Keine echte Option, sondern düstere Vision: Klimawandel im Kinohit „The Day After Tomorrow“ Bild: Picture-Alliance
Von wegen Pause: Im Meer, im Eis, im Grünen und in großer Höhe, der Klimawandel kommt immer schneller auf Touren und hinterlässt radikaler denn je seine Spuren in den Datenreihen.

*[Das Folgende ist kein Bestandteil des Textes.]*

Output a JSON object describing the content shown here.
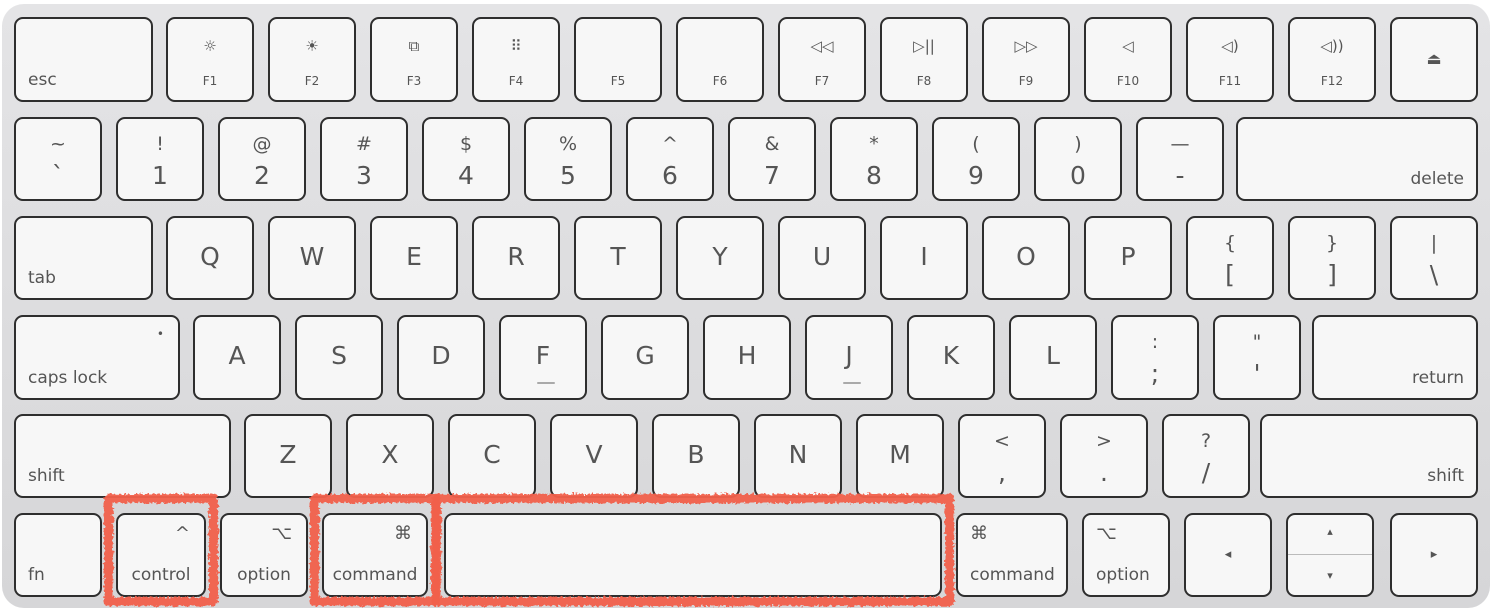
{
  "keyboard": {
    "rows": [
      [
        {
          "label": "esc",
          "type": "mod-l"
        },
        {
          "label": "F1",
          "icon": "brightness-down-icon",
          "glyph": "☼",
          "type": "fkey"
        },
        {
          "label": "F2",
          "icon": "brightness-up-icon",
          "glyph": "☀",
          "type": "fkey"
        },
        {
          "label": "F3",
          "icon": "mission-control-icon",
          "glyph": "⧉",
          "type": "fkey"
        },
        {
          "label": "F4",
          "icon": "launchpad-icon",
          "glyph": "⠿",
          "type": "fkey"
        },
        {
          "label": "F5",
          "type": "fkey"
        },
        {
          "label": "F6",
          "type": "fkey"
        },
        {
          "label": "F7",
          "icon": "rewind-icon",
          "glyph": "◁◁",
          "type": "fkey"
        },
        {
          "label": "F8",
          "icon": "play-pause-icon",
          "glyph": "▷||",
          "type": "fkey"
        },
        {
          "label": "F9",
          "icon": "fast-forward-icon",
          "glyph": "▷▷",
          "type": "fkey"
        },
        {
          "label": "F10",
          "icon": "mute-icon",
          "glyph": "◁",
          "type": "fkey"
        },
        {
          "label": "F11",
          "icon": "volume-down-icon",
          "glyph": "◁)",
          "type": "fkey"
        },
        {
          "label": "F12",
          "icon": "volume-up-icon",
          "glyph": "◁))",
          "type": "fkey"
        },
        {
          "label": "",
          "icon": "eject-icon",
          "glyph": "⏏",
          "type": "eject"
        }
      ],
      [
        {
          "top": "~",
          "bottom": "`",
          "type": "char"
        },
        {
          "top": "!",
          "bottom": "1",
          "type": "char"
        },
        {
          "top": "@",
          "bottom": "2",
          "type": "char"
        },
        {
          "top": "#",
          "bottom": "3",
          "type": "char"
        },
        {
          "top": "$",
          "bottom": "4",
          "type": "char"
        },
        {
          "top": "%",
          "bottom": "5",
          "type": "char"
        },
        {
          "top": "^",
          "bottom": "6",
          "type": "char"
        },
        {
          "top": "&",
          "bottom": "7",
          "type": "char"
        },
        {
          "top": "*",
          "bottom": "8",
          "type": "char"
        },
        {
          "top": "(",
          "bottom": "9",
          "type": "char"
        },
        {
          "top": ")",
          "bottom": "0",
          "type": "char"
        },
        {
          "top": "—",
          "bottom": "-",
          "type": "char"
        },
        {
          "top": "+",
          "bottom": "=",
          "type": "char"
        },
        {
          "label": "delete",
          "type": "mod-r"
        }
      ],
      [
        {
          "label": "tab",
          "type": "mod-l"
        },
        {
          "top": "Q",
          "type": "single"
        },
        {
          "top": "W",
          "type": "single"
        },
        {
          "top": "E",
          "type": "single"
        },
        {
          "top": "R",
          "type": "single"
        },
        {
          "top": "T",
          "type": "single"
        },
        {
          "top": "Y",
          "type": "single"
        },
        {
          "top": "U",
          "type": "single"
        },
        {
          "top": "I",
          "type": "single"
        },
        {
          "top": "O",
          "type": "single"
        },
        {
          "top": "P",
          "type": "single"
        },
        {
          "top": "{",
          "bottom": "[",
          "type": "char"
        },
        {
          "top": "}",
          "bottom": "]",
          "type": "char"
        },
        {
          "top": "|",
          "bottom": "\\",
          "type": "char"
        }
      ],
      [
        {
          "label": "caps lock",
          "type": "mod-l",
          "glyph": "•"
        },
        {
          "top": "A",
          "type": "single"
        },
        {
          "top": "S",
          "type": "single"
        },
        {
          "top": "D",
          "type": "single"
        },
        {
          "top": "F",
          "type": "single",
          "bump": true
        },
        {
          "top": "G",
          "type": "single"
        },
        {
          "top": "H",
          "type": "single"
        },
        {
          "top": "J",
          "type": "single",
          "bump": true
        },
        {
          "top": "K",
          "type": "single"
        },
        {
          "top": "L",
          "type": "single"
        },
        {
          "top": ":",
          "bottom": ";",
          "type": "char"
        },
        {
          "top": "\"",
          "bottom": "'",
          "type": "char"
        },
        {
          "label": "return",
          "type": "mod-r"
        }
      ],
      [
        {
          "label": "shift",
          "type": "mod-l"
        },
        {
          "top": "Z",
          "type": "single"
        },
        {
          "top": "X",
          "type": "single"
        },
        {
          "top": "C",
          "type": "single"
        },
        {
          "top": "V",
          "type": "single"
        },
        {
          "top": "B",
          "type": "single"
        },
        {
          "top": "N",
          "type": "single"
        },
        {
          "top": "M",
          "type": "single"
        },
        {
          "top": "<",
          "bottom": ",",
          "type": "char"
        },
        {
          "top": ">",
          "bottom": ".",
          "type": "char"
        },
        {
          "top": "?",
          "bottom": "/",
          "type": "char"
        },
        {
          "label": "shift",
          "type": "mod-r"
        }
      ],
      [
        {
          "label": "fn",
          "type": "mod-l"
        },
        {
          "label": "control",
          "type": "mod-c",
          "glyph": "^",
          "icon": "control-icon",
          "highlighted": true
        },
        {
          "label": "option",
          "type": "mod-c",
          "glyph": "⌥",
          "icon": "option-icon"
        },
        {
          "label": "command",
          "type": "mod-c",
          "glyph": "⌘",
          "icon": "command-icon",
          "highlighted": true
        },
        {
          "label": "",
          "type": "space",
          "name": "space",
          "highlighted": true
        },
        {
          "label": "command",
          "type": "mod-l",
          "glyph": "⌘",
          "icon": "command-icon",
          "glyphLeft": true
        },
        {
          "label": "option",
          "type": "mod-l",
          "glyph": "⌥",
          "icon": "option-icon",
          "glyphLeft": true
        },
        {
          "label": "",
          "type": "arrow",
          "glyph": "◂",
          "icon": "arrow-left-icon"
        },
        {
          "label": "",
          "type": "updown",
          "glyph": "▴",
          "glyph2": "▾",
          "icon": "arrow-up-down-icon"
        },
        {
          "label": "",
          "type": "arrow",
          "glyph": "▸",
          "icon": "arrow-right-icon"
        }
      ]
    ],
    "highlight_color": "#f2604c"
  }
}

Von Joachim Müller-Jung | Frankfurter Allgemeine Zeitung

Schwierige Zeiten für gute Vorhersagen: Der Klimawandel überschlägt sich. So klingt es jetzt immer öfter. Doch stimmt das? Sind die bisherigen Vorhersagen noch haltbar? Für jene, die der Klimaforschung schon seit Jahrzehnten überkritisch begegnen und die Klimaprognosen – oft politisch motiviert – pauschal als Humbug abtun, waren sie das noch nie. Für die anderen, die auf dem Teppich wissenschaftlicher Empirie geblieben sind, verdichtet sich eine beklemmende Erkenntnis: Klimaprognosen werden von der Realität tatsächlich nicht nur eingeholt, sie werden immer öfter überholt – und bleiben deshalb ein heikles Geschäft. Je schneller die Dinge physikalisch wie ökologisch aus den Fugen geraten, desto schwerer die Aufgabe der Vorhersage – und der Politikberatung. Zuerst geht die Übersicht verloren, danach beginnt das Chaos. Der Klimawandel als Blackbox?